GOUDA, a pretty little place some 25km northeast of Rotterdam, is everything you'd expect of a Dutch country town, with its ring of quiet canals encircling ancient buildings set amid a tangle of narrow lanes and alleys. More surprisingly, its Markt is the largest in the Netherlands, a wide and airy piazza that remains an attractive reminder of the town's prominence as a centre of the medieval cloth trade, and later of its success in the manufacture of cheeses and that old Dutch favourite, the clay pipe.
Gouda's main claim to fame is its cheese market, held on the Markt every Thursday morning (10am–12.30pm) from the middle of June to late August. Today, however, the cheese market is a shadow of its former self, comprising a few locals in traditional dress standing outside the Waag with their cheeses, all surrounded by modern, open-air stands. It's mercilessly milked by tour operators, who herd their crowds into this scene every week – but don't let this put you off a visit to the town, since Gouda's charms lie elsewhere, especially in the splendid stained-glass windows of St Janskerk (Mon– Sat: March– Oct 9am–5pm; Nov– Feb 10am–4pm; 2.50), just south of the Markt.
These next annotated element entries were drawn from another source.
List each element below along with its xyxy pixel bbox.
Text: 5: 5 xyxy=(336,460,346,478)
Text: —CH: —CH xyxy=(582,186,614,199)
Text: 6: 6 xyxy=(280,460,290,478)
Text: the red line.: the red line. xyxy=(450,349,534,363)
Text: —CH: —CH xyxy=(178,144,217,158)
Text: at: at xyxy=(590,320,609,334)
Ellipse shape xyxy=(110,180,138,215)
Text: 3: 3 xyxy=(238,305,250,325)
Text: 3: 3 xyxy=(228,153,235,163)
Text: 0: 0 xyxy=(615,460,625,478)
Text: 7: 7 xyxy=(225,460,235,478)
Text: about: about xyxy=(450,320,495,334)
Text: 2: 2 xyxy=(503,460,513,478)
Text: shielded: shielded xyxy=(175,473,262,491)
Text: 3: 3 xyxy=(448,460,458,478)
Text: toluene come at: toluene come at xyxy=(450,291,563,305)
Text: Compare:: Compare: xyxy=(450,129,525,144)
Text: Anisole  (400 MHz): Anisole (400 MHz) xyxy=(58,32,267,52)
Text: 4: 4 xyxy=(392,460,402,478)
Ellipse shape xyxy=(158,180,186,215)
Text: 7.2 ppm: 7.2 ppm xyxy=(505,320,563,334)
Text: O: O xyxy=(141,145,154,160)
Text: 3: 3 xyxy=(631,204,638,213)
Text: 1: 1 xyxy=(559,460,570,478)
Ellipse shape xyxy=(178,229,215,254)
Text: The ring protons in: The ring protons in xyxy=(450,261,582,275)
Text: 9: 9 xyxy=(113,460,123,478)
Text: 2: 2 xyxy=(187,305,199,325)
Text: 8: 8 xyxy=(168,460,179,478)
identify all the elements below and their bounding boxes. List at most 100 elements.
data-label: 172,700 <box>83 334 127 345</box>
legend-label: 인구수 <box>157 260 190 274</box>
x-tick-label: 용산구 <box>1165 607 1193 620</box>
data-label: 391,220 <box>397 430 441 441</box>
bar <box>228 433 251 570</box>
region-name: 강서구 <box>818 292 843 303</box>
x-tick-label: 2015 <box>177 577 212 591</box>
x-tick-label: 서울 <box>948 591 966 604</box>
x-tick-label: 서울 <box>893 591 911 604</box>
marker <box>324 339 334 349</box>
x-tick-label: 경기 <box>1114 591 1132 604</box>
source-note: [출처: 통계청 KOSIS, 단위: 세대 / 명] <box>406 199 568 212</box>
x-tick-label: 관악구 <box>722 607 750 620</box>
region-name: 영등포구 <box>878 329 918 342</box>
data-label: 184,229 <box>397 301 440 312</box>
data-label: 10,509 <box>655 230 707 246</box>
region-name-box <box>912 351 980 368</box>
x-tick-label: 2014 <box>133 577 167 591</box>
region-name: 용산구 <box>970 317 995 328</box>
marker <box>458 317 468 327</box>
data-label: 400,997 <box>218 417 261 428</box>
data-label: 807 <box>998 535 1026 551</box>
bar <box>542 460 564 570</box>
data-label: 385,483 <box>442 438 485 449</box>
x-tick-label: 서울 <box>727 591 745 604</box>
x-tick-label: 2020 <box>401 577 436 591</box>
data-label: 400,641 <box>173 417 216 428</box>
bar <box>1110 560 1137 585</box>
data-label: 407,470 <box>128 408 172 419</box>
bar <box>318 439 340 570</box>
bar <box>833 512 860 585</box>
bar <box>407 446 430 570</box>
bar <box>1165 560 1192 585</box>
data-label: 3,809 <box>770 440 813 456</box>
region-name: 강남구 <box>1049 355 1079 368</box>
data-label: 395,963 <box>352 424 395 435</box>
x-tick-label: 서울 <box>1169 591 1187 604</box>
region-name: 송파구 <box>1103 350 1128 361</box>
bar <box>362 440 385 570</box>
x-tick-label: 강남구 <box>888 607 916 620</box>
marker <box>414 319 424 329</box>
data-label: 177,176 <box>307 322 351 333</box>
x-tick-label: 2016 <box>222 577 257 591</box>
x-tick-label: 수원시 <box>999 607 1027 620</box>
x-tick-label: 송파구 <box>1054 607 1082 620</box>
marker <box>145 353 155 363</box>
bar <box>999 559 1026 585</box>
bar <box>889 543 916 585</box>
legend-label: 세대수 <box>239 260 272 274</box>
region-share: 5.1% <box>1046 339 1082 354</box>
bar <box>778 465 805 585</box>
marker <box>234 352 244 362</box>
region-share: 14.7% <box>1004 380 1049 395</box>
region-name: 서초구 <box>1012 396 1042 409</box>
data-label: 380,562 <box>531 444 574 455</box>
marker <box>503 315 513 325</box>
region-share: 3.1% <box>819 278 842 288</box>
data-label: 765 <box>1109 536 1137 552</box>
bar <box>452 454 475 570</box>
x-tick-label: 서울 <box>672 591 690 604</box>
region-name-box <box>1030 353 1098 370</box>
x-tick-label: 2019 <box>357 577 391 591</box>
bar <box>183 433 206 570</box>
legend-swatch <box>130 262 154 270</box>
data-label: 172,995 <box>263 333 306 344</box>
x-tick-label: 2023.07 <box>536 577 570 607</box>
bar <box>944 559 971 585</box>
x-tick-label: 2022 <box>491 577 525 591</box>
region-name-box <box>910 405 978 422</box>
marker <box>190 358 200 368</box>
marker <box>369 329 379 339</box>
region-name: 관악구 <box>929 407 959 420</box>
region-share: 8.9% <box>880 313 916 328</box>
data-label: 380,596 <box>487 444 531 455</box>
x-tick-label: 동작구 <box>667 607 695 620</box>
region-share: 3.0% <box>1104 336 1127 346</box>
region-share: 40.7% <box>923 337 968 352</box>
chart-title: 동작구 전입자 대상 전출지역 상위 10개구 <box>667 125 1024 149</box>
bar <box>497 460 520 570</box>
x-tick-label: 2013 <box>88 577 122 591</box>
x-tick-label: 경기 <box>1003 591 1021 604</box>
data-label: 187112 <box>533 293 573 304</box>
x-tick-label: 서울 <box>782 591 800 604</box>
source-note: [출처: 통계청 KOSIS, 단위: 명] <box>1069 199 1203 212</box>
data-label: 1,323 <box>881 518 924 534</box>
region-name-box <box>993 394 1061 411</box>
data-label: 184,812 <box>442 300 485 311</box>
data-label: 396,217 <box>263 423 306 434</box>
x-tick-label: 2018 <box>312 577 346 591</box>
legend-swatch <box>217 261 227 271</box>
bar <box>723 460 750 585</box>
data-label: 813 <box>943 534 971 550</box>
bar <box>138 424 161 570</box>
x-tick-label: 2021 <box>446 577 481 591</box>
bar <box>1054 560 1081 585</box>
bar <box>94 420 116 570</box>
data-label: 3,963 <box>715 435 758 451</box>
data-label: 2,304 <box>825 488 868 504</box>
The church was founded in the thirteenth century, but the present structure mostly dates from the second half of the sixteenth century, when it was rebuilt following a dreadful fire.
Slap-bang in the middle of the Markt, the Stadhuis is an elegant Gothic structure whose soaring stonework, with its spiky towers and cheerful dormer windows, dates from 1450. Nearby, on the north side of the square, is the Waag, a tidy seventeenth-century building adorned by a detailed relief of cheese-weighing and now holding a moderately interesting Kaaswaag (Cheese Weigh House museum; April– Oct Tues, Wed & Fri– Sun 1–5pm, Thurs 10am–5pm; 2.50).